Berchidda (Olbia-Tempio), 5 luglio 2013 - LA PISTOLA fumante. La prova regina che incastra Giulio Caria, 34 anni, artigiano edile sardo accusato di aver ucciso e nascosto nel congelatore la compagna Silvia Caramazza, commercialista di 39, nella casa in cui vivevano in viale Aldini 28, a Bologna.
L’hanno in mano gli inquirenti e si tratta del materasso sporco di sangue su cui era sdraiata la povera Silvia quando l’assassino le ha sferrato i colpi che le hanno sfondato il cranio. Quel materasso è stato recuperato grazie a un commerciante della provincia a cui Caria lo aveva venduto. Quel commerciante ha riconosciuto la foto di Caria ed è certo che sia l’artigiano sardo la persona che gli ha portato il materasso usato per acquistarne uno nuovo, spiegando che il vecchio si «era macchiato di vernice rossa». Quella non era vernice, come hanno stabilito le analisi, ma il sangue di Silvia Caramazza.

QUEL MATERASSO riduce in briciole tutte le spiegazioni fornite da Caria fin qui. L’artigiano aveva infatti detto di non essere più entrato in casa dal 16 giugno, quando aveva accompagnato Silvia alla stazione visto che la donna doveva partire per Canicattì per soggiornare da una parente. Aveva detto di esserci tornato solo per prendere del materiale edile dalla cantina, ma di non essere entrato in casa. Invece, Caria in casa c’era entrato, eccome. Aveva portato un freezer per conservare il corpo della povera Silvia e gli inquirenti ancora devono capire com’è stato portato e quando il pesante elettrodomestico nell’appartamento. Poi Caria ha portato fuori, e anche qui bisognerà capire come e quando, l’arma del delitto (un oggetto contundente non ritrovato) e le lenzuola sporche di sangue. La Squadra mobile sta mettendo in fila tutte le prove contro di lui, che si dichiara innocente e continua a puntare il dito contro gli ex di Silvia.

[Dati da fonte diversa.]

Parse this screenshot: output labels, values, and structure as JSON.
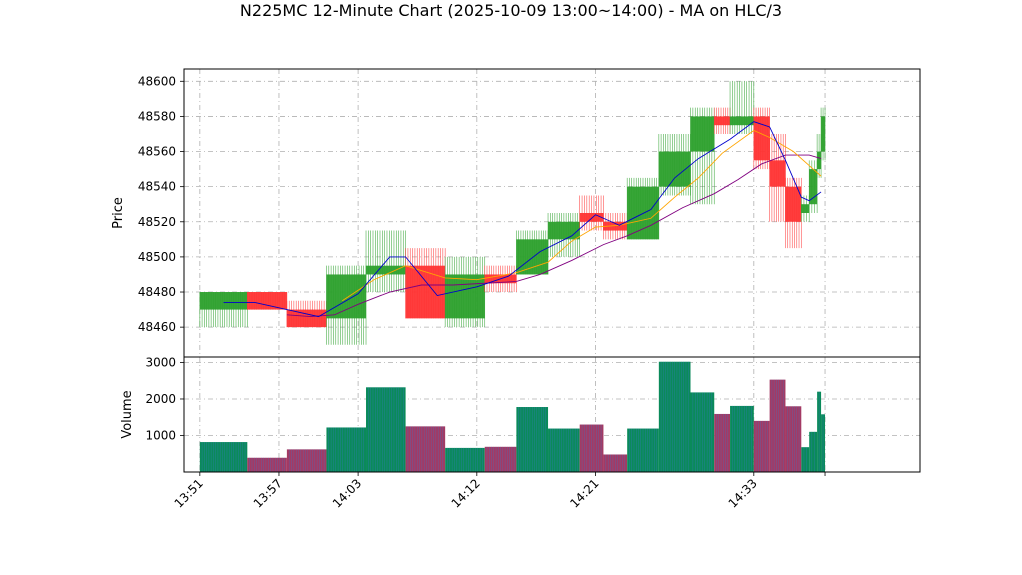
{
  "chart_data": {
    "type": "candlestick",
    "title": "N225MC 12-Minute Chart (2025-10-09 13:00~14:00) - MA on HLC/3",
    "price_panel": {
      "ylabel": "Price",
      "ylim": [
        48443,
        48607
      ],
      "yticks": [
        48460,
        48480,
        48500,
        48520,
        48540,
        48560,
        48580,
        48600
      ],
      "grid": true
    },
    "volume_panel": {
      "ylabel": "Volume",
      "ylim": [
        0,
        3150
      ],
      "yticks": [
        1000,
        2000,
        3000
      ],
      "grid": true
    },
    "x_axis": {
      "range": [
        13.83,
        14.76
      ],
      "tick_labels": [
        "13:51",
        "13:57",
        "14:03",
        "14:12",
        "14:21",
        "14:33"
      ],
      "tick_positions": [
        13.85,
        13.95,
        14.05,
        14.2,
        14.35,
        14.55
      ]
    },
    "colors": {
      "up": "#2ca02c",
      "down": "#ff3333",
      "vol_up": "#0a8a5a",
      "vol_down": "#a33a64",
      "ma_fast": "#0000cc",
      "ma_mid": "#ffa500",
      "ma_slow": "#800080"
    },
    "candles": [
      {
        "t0": 13.85,
        "t1": 13.91,
        "open": 48470,
        "high": 48480,
        "low": 48460,
        "close": 48480,
        "volume": 820
      },
      {
        "t0": 13.91,
        "t1": 13.96,
        "open": 48480,
        "high": 48480,
        "low": 48470,
        "close": 48470,
        "volume": 390
      },
      {
        "t0": 13.96,
        "t1": 14.01,
        "open": 48470,
        "high": 48475,
        "low": 48460,
        "close": 48460,
        "volume": 620
      },
      {
        "t0": 14.01,
        "t1": 14.06,
        "open": 48465,
        "high": 48495,
        "low": 48450,
        "close": 48490,
        "volume": 1220
      },
      {
        "t0": 14.06,
        "t1": 14.11,
        "open": 48490,
        "high": 48515,
        "low": 48480,
        "close": 48495,
        "volume": 2320
      },
      {
        "t0": 14.11,
        "t1": 14.16,
        "open": 48495,
        "high": 48505,
        "low": 48465,
        "close": 48465,
        "volume": 1250
      },
      {
        "t0": 14.16,
        "t1": 14.21,
        "open": 48465,
        "high": 48500,
        "low": 48460,
        "close": 48490,
        "volume": 660
      },
      {
        "t0": 14.21,
        "t1": 14.25,
        "open": 48490,
        "high": 48495,
        "low": 48480,
        "close": 48485,
        "volume": 690
      },
      {
        "t0": 14.25,
        "t1": 14.29,
        "open": 48490,
        "high": 48515,
        "low": 48490,
        "close": 48510,
        "volume": 1780
      },
      {
        "t0": 14.29,
        "t1": 14.33,
        "open": 48510,
        "high": 48525,
        "low": 48500,
        "close": 48520,
        "volume": 1190
      },
      {
        "t0": 14.33,
        "t1": 14.36,
        "open": 48525,
        "high": 48535,
        "low": 48515,
        "close": 48520,
        "volume": 1300
      },
      {
        "t0": 14.36,
        "t1": 14.39,
        "open": 48520,
        "high": 48525,
        "low": 48510,
        "close": 48515,
        "volume": 480
      },
      {
        "t0": 14.39,
        "t1": 14.43,
        "open": 48510,
        "high": 48545,
        "low": 48510,
        "close": 48540,
        "volume": 1190
      },
      {
        "t0": 14.43,
        "t1": 14.47,
        "open": 48540,
        "high": 48570,
        "low": 48535,
        "close": 48560,
        "volume": 3020
      },
      {
        "t0": 14.47,
        "t1": 14.5,
        "open": 48560,
        "high": 48585,
        "low": 48530,
        "close": 48580,
        "volume": 2180
      },
      {
        "t0": 14.5,
        "t1": 14.52,
        "open": 48580,
        "high": 48585,
        "low": 48570,
        "close": 48575,
        "volume": 1590
      },
      {
        "t0": 14.52,
        "t1": 14.55,
        "open": 48575,
        "high": 48600,
        "low": 48570,
        "close": 48580,
        "volume": 1810
      },
      {
        "t0": 14.55,
        "t1": 14.57,
        "open": 48580,
        "high": 48585,
        "low": 48550,
        "close": 48555,
        "volume": 1400
      },
      {
        "t0": 14.57,
        "t1": 14.59,
        "open": 48555,
        "high": 48570,
        "low": 48520,
        "close": 48540,
        "volume": 2530
      },
      {
        "t0": 14.59,
        "t1": 14.61,
        "open": 48540,
        "high": 48545,
        "low": 48505,
        "close": 48520,
        "volume": 1800
      },
      {
        "t0": 14.61,
        "t1": 14.62,
        "open": 48525,
        "high": 48535,
        "low": 48520,
        "close": 48530,
        "volume": 680
      },
      {
        "t0": 14.62,
        "t1": 14.63,
        "open": 48530,
        "high": 48555,
        "low": 48525,
        "close": 48550,
        "volume": 1100
      },
      {
        "t0": 14.63,
        "t1": 14.635,
        "open": 48550,
        "high": 48570,
        "low": 48545,
        "close": 48560,
        "volume": 2200
      },
      {
        "t0": 14.635,
        "t1": 14.64,
        "open": 48560,
        "high": 48585,
        "low": 48555,
        "close": 48580,
        "volume": 1580
      }
    ],
    "ma_fast": [
      [
        13.88,
        48474
      ],
      [
        13.92,
        48474
      ],
      [
        13.97,
        48469
      ],
      [
        14.0,
        48466
      ],
      [
        14.05,
        48479
      ],
      [
        14.09,
        48500
      ],
      [
        14.11,
        48500
      ],
      [
        14.15,
        48478
      ],
      [
        14.2,
        48483
      ],
      [
        14.24,
        48489
      ],
      [
        14.28,
        48503
      ],
      [
        14.32,
        48512
      ],
      [
        14.35,
        48524
      ],
      [
        14.38,
        48518
      ],
      [
        14.42,
        48527
      ],
      [
        14.45,
        48545
      ],
      [
        14.48,
        48556
      ],
      [
        14.52,
        48567
      ],
      [
        14.55,
        48577
      ],
      [
        14.57,
        48574
      ],
      [
        14.59,
        48555
      ],
      [
        14.61,
        48534
      ],
      [
        14.62,
        48532
      ],
      [
        14.635,
        48537
      ]
    ],
    "ma_mid": [
      [
        14.03,
        48475
      ],
      [
        14.07,
        48487
      ],
      [
        14.11,
        48495
      ],
      [
        14.16,
        48488
      ],
      [
        14.2,
        48487
      ],
      [
        14.25,
        48491
      ],
      [
        14.29,
        48497
      ],
      [
        14.32,
        48509
      ],
      [
        14.35,
        48517
      ],
      [
        14.38,
        48518
      ],
      [
        14.42,
        48522
      ],
      [
        14.45,
        48534
      ],
      [
        14.48,
        48545
      ],
      [
        14.51,
        48559
      ],
      [
        14.55,
        48572
      ],
      [
        14.57,
        48568
      ],
      [
        14.6,
        48560
      ],
      [
        14.62,
        48552
      ],
      [
        14.635,
        48546
      ]
    ],
    "ma_slow": [
      [
        13.96,
        48467
      ],
      [
        13.99,
        48466
      ],
      [
        14.02,
        48467
      ],
      [
        14.05,
        48473
      ],
      [
        14.09,
        48480
      ],
      [
        14.13,
        48484
      ],
      [
        14.17,
        48484
      ],
      [
        14.21,
        48485
      ],
      [
        14.25,
        48486
      ],
      [
        14.28,
        48490
      ],
      [
        14.32,
        48498
      ],
      [
        14.36,
        48507
      ],
      [
        14.39,
        48512
      ],
      [
        14.42,
        48518
      ],
      [
        14.46,
        48528
      ],
      [
        14.5,
        48536
      ],
      [
        14.53,
        48544
      ],
      [
        14.56,
        48553
      ],
      [
        14.59,
        48558
      ],
      [
        14.62,
        48558
      ],
      [
        14.635,
        48556
      ]
    ]
  }
}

GLI INVESTIGATORI sono convinti che Silvia sia morta subito dopo il 7 giugno, quando è tornata da un viaggio a Pavia. Qualche giorno dopo Caria ha venduto il materasso, finendo però per lasciare una traccia fatale. Poi è andato a Sestola, dove aveva preso in affitto un alloggio, ed è tornato in viale Aldini solo per piccole puntate strategiche. Questo pensa la polizia. Il suo problema è che, oltre alla pistola fumante, ci sono tanti altri indizi. Testimoni che lo smentiscono, tabulati telefonici (e relative celle) che lo collocano nel posto sbagliato rispetto a quanto ha dichiarato lui: insomma, un castello di bugie che si è sgretolato come sabbia al sole.